Resources are divided into the following categories for easy reference:
Key Resources with weblinks (current as of Spring 2011)
Practical Resources
Research & Reports

Downloadable Resource List (PDF 220kb - 12 pages)

Key Resources Practical Resources Research & Reports Websites

Key Resources (14)

1. A Handbook on Rich Learning Tasks, 2003, Kingston, Canada


• Gary Flewelling and William Higginson
• Centre for Mathematics, Science and Technology Education, Queen's University

This book looks in detail at rich learning tasks: what makes them “rich”, what makes them important, and what learning, teaching and assessment look like when both students and teachers are engaged in them. It contains a wealth of information and practical advice, along with plenty of examples of tasks and suggestions for how to use and explore the ideas in practice.
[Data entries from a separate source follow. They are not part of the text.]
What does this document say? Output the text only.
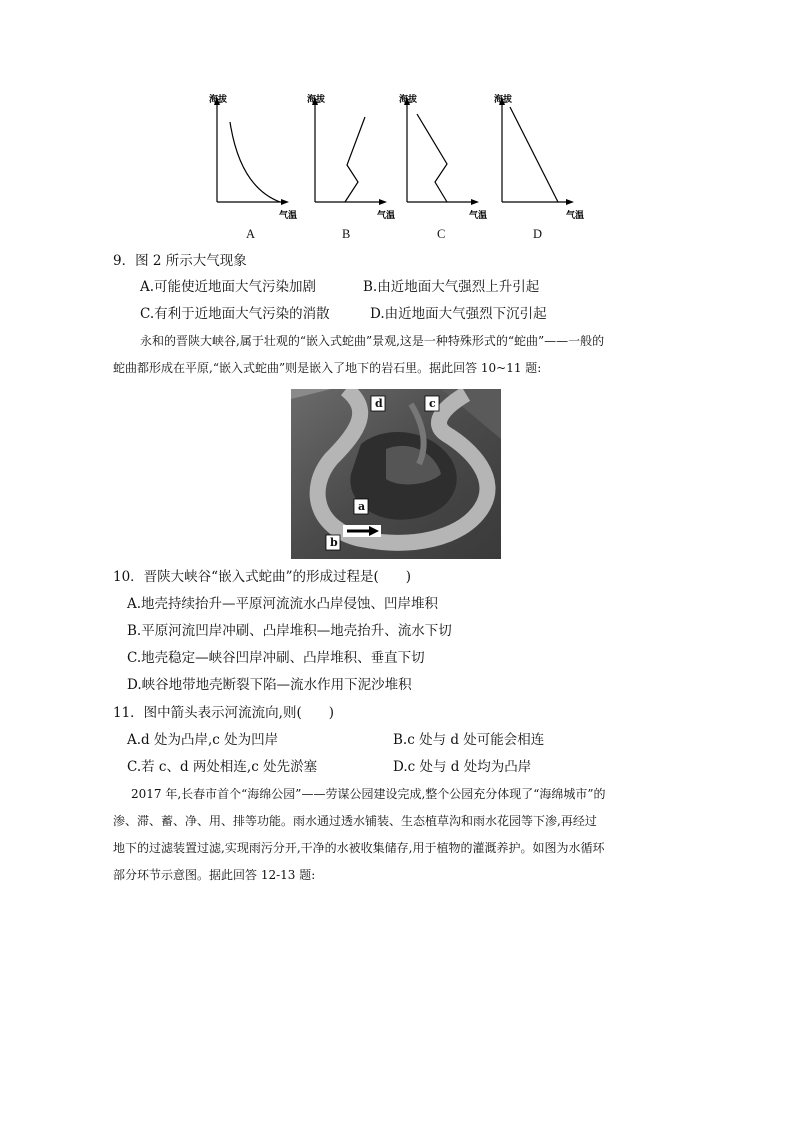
海拔
气温
海拔
气温
海拔
气温
海拔
气温
A	B	C	D
9．图 2 所示大气现象
A.可能使近地面大气污染加剧	B.由近地面大气强烈上升引起
C.有利于近地面大气污染的消散	D.由近地面大气强烈下沉引起
永和的晋陕大峡谷,属于壮观的“嵌入式蛇曲”景观,这是一种特殊形式的“蛇曲”——一般的
蛇曲都形成在平原,“嵌入式蛇曲”则是嵌入了地下的岩石里。据此回答 10~11 题:
d	c
a
b
10．晋陕大峡谷“嵌入式蛇曲”的形成过程是(　　)
A.地壳持续抬升—平原河流流水凸岸侵蚀、凹岸堆积
B.平原河流凹岸冲刷、凸岸堆积—地壳抬升、流水下切
C.地壳稳定—峡谷凹岸冲刷、凸岸堆积、垂直下切
D.峡谷地带地壳断裂下陷—流水作用下泥沙堆积
11．图中箭头表示河流流向,则(　　)
A.d 处为凸岸,c 处为凹岸	B.c 处与 d 处可能会相连
C.若 c、d 两处相连,c 处先淤塞	D.c 处与 d 处均为凸岸
2017 年,长春市首个“海绵公园”——劳谋公园建设完成,整个公园充分体现了“海绵城市”的
渗、滞、蓄、净、用、排等功能。雨水通过透水铺装、生态植草沟和雨水花园等下渗,再经过
地下的过滤装置过滤,实现雨污分开,干净的水被收集储存,用于植物的灌溉养护。如图为水循环
部分环节示意图。据此回答 12-13 题:
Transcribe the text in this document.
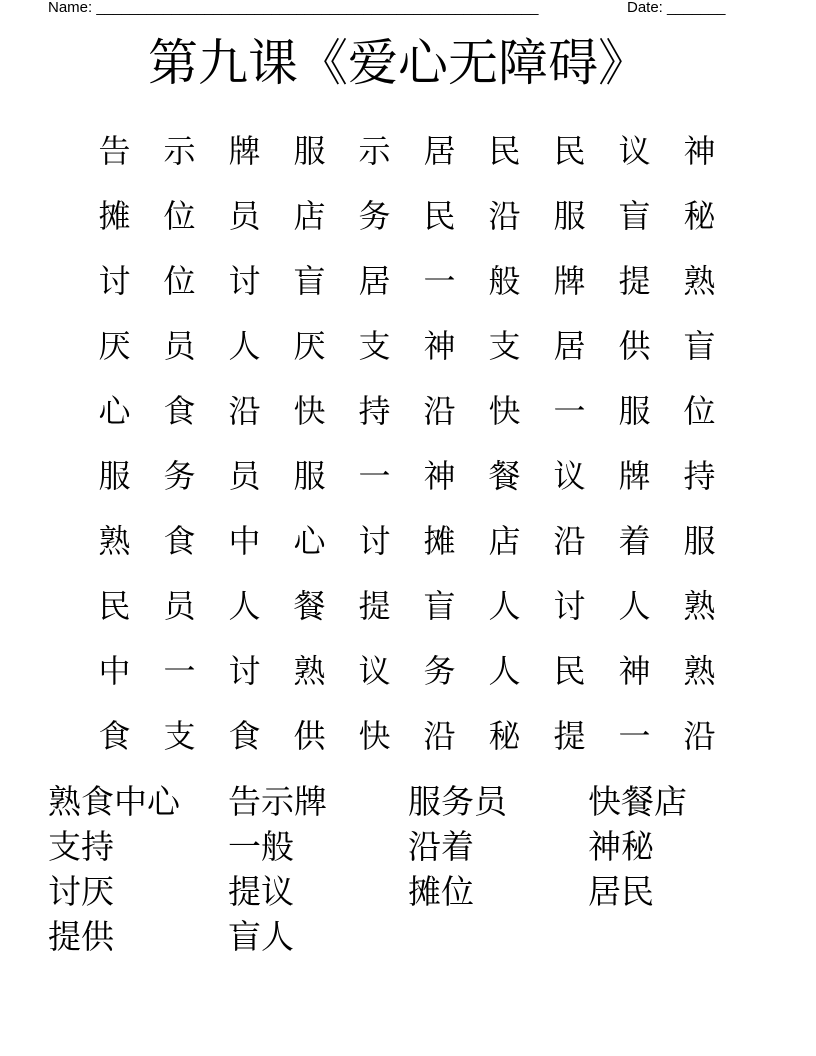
Name: _____________________________________________________	Date: _______
第九课《爱心无障碍》
告	示	牌	服	示	居	民	民	议	神
摊	位	员	店	务	民	沿	服	盲	秘
讨	位	讨	盲	居	一	般	牌	提	熟
厌	员	人	厌	支	神	支	居	供	盲
心	食	沿	快	持	沿	快	一	服	位
服	务	员	服	一	神	餐	议	牌	持
熟	食	中	心	讨	摊	店	沿	着	服
民	员	人	餐	提	盲	人	讨	人	熟
中	一	讨	熟	议	务	人	民	神	熟
食	支	食	供	快	沿	秘	提	一	沿
熟食中心	告示牌	服务员	快餐店
支持	一般	沿着	神秘
讨厌	提议	摊位	居民
提供	盲人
It examines problem-solving in the context of sense-making, and suggests useful Internet sites. While it uses mathematical examples from mainly middle school content, the book would be useful to teachers across disciplines and at all levels.

2. Beyond Worksheets: A Social and Holistic Approach to Adult Numeracy, 2007, Toronto, Canada


• Tom Ciancone, Flora Hood, Joy Lehmann
• Metro Toronto Movement for Literacy

This project report develops an approach for contextualizing numeracy instruction in adult literacy and workforce literacy environments. The social and holistic approach advocated in this report emphasizes context rather than content, processes rather than skills, change in identity not just behaviour. The central principle of the approach is that the learner is a whole person — mind, body and spirit — interacting with the world around and connecting to a larger whole. The project scanned the literacy field to determine practices in numeracy instruction, reviewed recent literature on numeracy teaching and learning, and offered workshops on the approach in order to gather practitioner feedback.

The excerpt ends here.